The new-look Javagal Srinath

GIVEN that irony is one of the defining elements of Indian cricket, it shouldn't raise too many eyebrows if I say that the real find of the tour of the West Indies so far is a man who many thought would not be playing Test cricket at the moment. In his eleventh year of Test cricket, Javagal Srinath is bowling better than at any point in his career and I think there is a great lesson there for young men in a hurry.

Having seen a few things in life myself, I am convinced that success in life is about understanding yourself and the new-look Srinath is a product of a lot of introspection. He knows what, and how much, his body can do at the age of 33 and he has accepted the passage of time very gracefully. Sometimes we look upon time as an enemy that eats up the present and takes away the opportunity that only today can bring. That is the voice of youth, full of energy and impatience. Srinath spoke that language too but time has mellowed and refined him. It has smoothened his edges and made him a more complete person. Becoming a more complete bowler was merely an inevitable step forward.

He doesn't charge in and hit the deck anymore, doesn't have the ball buzzing around the ears too often either. But he does better. He bowls a fuller length and moves the ball from that uncomfortable spot on the pitch. And he waits. Patience is a great virtue to possess and sometimes it infects people too late in life. Srinath has it now and you can see that in his movements. He looks, and talks, like a man at peace with himself and his cricket and at a time when his successors are still raw he is providing valuable years to Indian cricket.

The new look Srinath is all about doing the simple things well. Smooth run-up, steady line and great length. It is a combined challenge to the batsman and it is then upto him to react to this offering by choosing to defend or attack. This is how cricket was always meant to be; a very simple contest between what the bowler offers and what the batsman chooses to do with it. If the batsman chooses to do little, it doesn't seem to bother Srinath anymore for he knows that if he continues with this combination long enough, the batsman will have to take the initiative. And in doing so, lay his defence open. It is almost a spinner's way of thinking and yet, a lot of medium fast bowlers over the years have bowled like this. The great success of Glenn McGrath and Shane Pollock is based on this very simple premise. If you cannot blast a batsman out draw him into a mistake and Srinath has done that in the first two Tests here in the West Indies.

It was interesting talking to Michael Holding about this. "Fast bowling is a very difficult thing to do," he said because "by the time you understand it fully, it is too late to bowl fast!"

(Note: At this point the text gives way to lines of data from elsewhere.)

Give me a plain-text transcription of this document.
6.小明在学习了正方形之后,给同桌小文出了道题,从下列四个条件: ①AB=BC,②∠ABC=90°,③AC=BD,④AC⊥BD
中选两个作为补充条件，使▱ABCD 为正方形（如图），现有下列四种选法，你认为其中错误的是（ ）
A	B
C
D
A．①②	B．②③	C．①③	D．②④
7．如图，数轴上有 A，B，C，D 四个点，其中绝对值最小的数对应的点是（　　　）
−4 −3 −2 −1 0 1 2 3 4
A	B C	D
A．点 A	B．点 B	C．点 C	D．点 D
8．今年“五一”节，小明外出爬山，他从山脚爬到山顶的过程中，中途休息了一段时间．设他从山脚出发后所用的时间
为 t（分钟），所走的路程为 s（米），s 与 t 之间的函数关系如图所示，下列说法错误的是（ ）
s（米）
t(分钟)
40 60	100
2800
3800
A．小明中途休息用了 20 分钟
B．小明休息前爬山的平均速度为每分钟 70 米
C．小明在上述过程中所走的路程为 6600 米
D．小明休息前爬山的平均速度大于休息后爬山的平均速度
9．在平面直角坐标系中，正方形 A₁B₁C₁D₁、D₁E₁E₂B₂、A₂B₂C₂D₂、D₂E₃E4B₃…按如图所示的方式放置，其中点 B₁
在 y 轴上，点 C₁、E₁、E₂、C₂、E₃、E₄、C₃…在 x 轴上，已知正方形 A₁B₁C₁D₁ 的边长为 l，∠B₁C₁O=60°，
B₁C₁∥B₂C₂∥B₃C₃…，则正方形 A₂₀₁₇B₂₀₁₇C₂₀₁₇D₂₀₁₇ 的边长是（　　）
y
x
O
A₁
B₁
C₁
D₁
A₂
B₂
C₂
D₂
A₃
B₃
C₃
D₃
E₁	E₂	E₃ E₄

Srinath isn't bowling fast anymore, at least not by the accepted definition that classifies anything over 145 kmph as fast. He now bowls in the 128-135 range and just occasionally slips into 137 or 138. That is also the speed McGrath and Pollock have adopted and that is the speed he must retain for another couple of years ideally for that should allow the likes of Ashish Nehra and Zaheer Khan to acquire greater maturity and consistency.

I actually believe it would be a good idea for Srinath, who has now started to speak about his experiences in cricket, to talk to his team-mates about his transition from a quick but erratic bowler to one who does the simple things in life very well. Indeed, that is what a winning side does and that is precisely what India did at Port of Spain. There were no million dollar shots, there was very little edge of the seat batting and, except for Harbhajan Singh, there wasn't the old obsession with bowling magic balls.

Martin Crowe was right when he told me many years ago that since New Zealand did not have the great ball skills of the Asians, no brilliant wristy batsmen, no classical spinners, they had to do the simple things in the game very well. That meant running, stopping, throwing and catching brilliantly, bowling a tight line and length at all times and batting doggedly. There must be some truth in that because New Zealand are at number four in the Test ratings and India are struggling at number eight. New Zealand have only two flair players really in Chris Cairns, who misses as many games as he plays, and Nathan Astle. It might make for boring cricket but it is amazing how often, when you start doing the simple things very well, you start to grow in confidence and do the difficult things better.

And so India must build on Port of Spain (this is being written a couple of days before the third Test). The fielders must make opposition run-getting difficult, the last three batsmen must bat in the nets and set themselves small targets, maybe even five or seven each, and every man must hit the stumps.

Really, sport is like a high school mathematics exam. If you know the basics well, you will always get 80%. If you are brilliant but erratic you will get a full hundred one day but more often, you will end up with 60%. That is what India have been doing so far; solving the difficult theorems but letting the simple proofs go by. Now Javagal Srinath has shown the great value of following the other path. I will be very interested in seeing if the Indian team emulates him.